Four hundred reporters even formed their own off-the-record shared email chat group, JournoList, to strategize attacks against Obama’s political opponents. AttackWatch.com (paid for by Obama for America) read like some sort of secret-police operation, asking readers to report any criticism of Obama, as it compiled “Attack files” in blaring black and red headers.
In the old Dr. Faustus story, a young scholar bargains away his soul to the devil for promises of obtaining almost anything he wants.
The American media has done much the same thing with the Obama administration. In return for empowering a fellow liberal, the press gave up its traditional adversarial relationship with the president.
But after five years of basking in a shared progressive agenda, the tab for such ecstasy has come due, and now the media is lamenting that it has lost its soul.
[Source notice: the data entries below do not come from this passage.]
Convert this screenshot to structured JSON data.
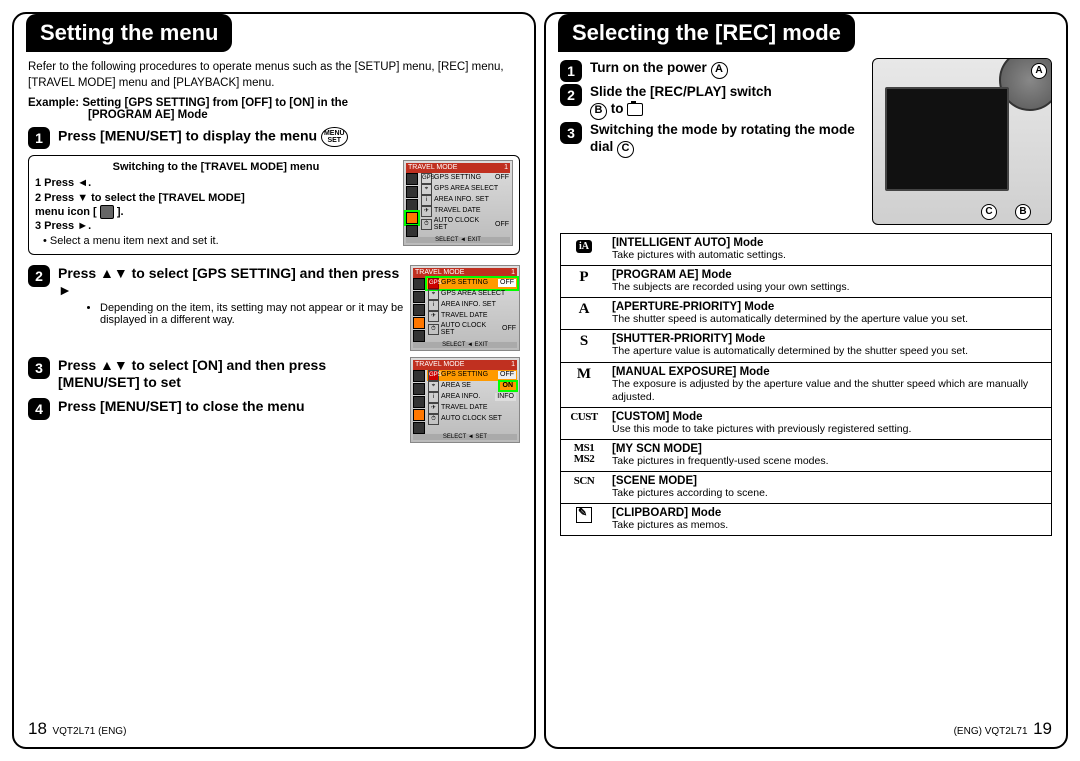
{
  "left": {
    "title": "Setting the menu",
    "intro": "Refer to the following procedures to operate menus such as the [SETUP] menu, [REC] menu, [TRAVEL MODE] menu and [PLAYBACK] menu.",
    "example_line1": "Example: Setting [GPS SETTING] from [OFF] to [ON] in the",
    "example_line2": "[PROGRAM AE] Mode",
    "step1": "Press [MENU/SET] to display the menu",
    "menu_badge_top": "MENU",
    "menu_badge_bot": "SET",
    "switch_hdr": "Switching to the [TRAVEL MODE] menu",
    "sub1": "1 Press ◄.",
    "sub2a": "2 Press ▼ to select the [TRAVEL MODE]",
    "sub2b": "   menu icon [",
    "sub2c": "].",
    "sub3": "3 Press ►.",
    "sub_bullet": "• Select a menu item next and set it.",
    "step2": "Press ▲▼ to select [GPS SETTING] and then press ►",
    "step2_note": "Depending on the item, its setting may not appear or it may be displayed in a different way.",
    "step3": "Press ▲▼ to select [ON] and then press [MENU/SET] to set",
    "step4": "Press [MENU/SET] to close the menu",
    "page_num": "18",
    "page_code": "VQT2L71 (ENG)",
    "screen": {
      "title": "TRAVEL MODE",
      "r1": "GPS SETTING",
      "r1v_off": "OFF",
      "r1v_on": "ON",
      "r2": "GPS AREA SELECT",
      "r3": "AREA INFO. SET",
      "r4": "TRAVEL DATE",
      "r5": "AUTO CLOCK SET",
      "r5v": "OFF",
      "foot": "SELECT ◄  EXIT",
      "foot2": "SELECT ◄  SET"
    }
  },
  "right": {
    "title": "Selecting the [REC] mode",
    "s1": "Turn on the power",
    "s2": "Slide the [REC/PLAY] switch",
    "s2b": "to",
    "s3": "Switching the mode by rotating the mode dial",
    "labels": {
      "A": "A",
      "B": "B",
      "C": "C"
    },
    "modes": [
      {
        "icon": "iA",
        "title": "[INTELLIGENT AUTO] Mode",
        "desc": "Take pictures with automatic settings."
      },
      {
        "icon": "P",
        "title": "[PROGRAM AE] Mode",
        "desc": "The subjects are recorded using your own settings."
      },
      {
        "icon": "A",
        "title": "[APERTURE-PRIORITY] Mode",
        "desc": "The shutter speed is automatically determined by the aperture value you set."
      },
      {
        "icon": "S",
        "title": "[SHUTTER-PRIORITY] Mode",
        "desc": "The aperture value is automatically determined by the shutter speed you set."
      },
      {
        "icon": "M",
        "title": "[MANUAL EXPOSURE] Mode",
        "desc": "The exposure is adjusted by the aperture value and the shutter speed which are manually adjusted."
      },
      {
        "icon": "CUST",
        "title": "[CUSTOM] Mode",
        "desc": "Use this mode to take pictures with previously registered setting."
      },
      {
        "icon": "MS1MS2",
        "title": "[MY SCN MODE]",
        "desc": "Take pictures in frequently-used scene modes."
      },
      {
        "icon": "SCN",
        "title": "[SCENE MODE]",
        "desc": "Take pictures according to scene."
      },
      {
        "icon": "CLIP",
        "title": "[CLIPBOARD] Mode",
        "desc": "Take pictures as memos."
      }
    ],
    "page_num": "19",
    "page_code": "(ENG) VQT2L71"
  }
}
At first, the loss of independence seemed like a minor sacrifice. In 2008, MSNBC’s Chris Matthews sounded almost titillated by an Obama speech, exclaiming, “My, I felt this thrill going up my leg.” Earlier, New York Times columnist David Brooks had fixated on Obama’s leg rather than his own: “I was looking at his pant leg and his perfectly creased pant, and I’m thinking, a) he’s going to be president, and b) he’ll be a very good president.”
For worshiper and former Newsweek editor Evan Thomas, Obama was divine: “Obama’s standing above the country, above the world, he’s sort of God.” TV pundit and presidential historian Michael Beschloss ranked the newly elected Barack Obama as “the smartest guy ever to become president.”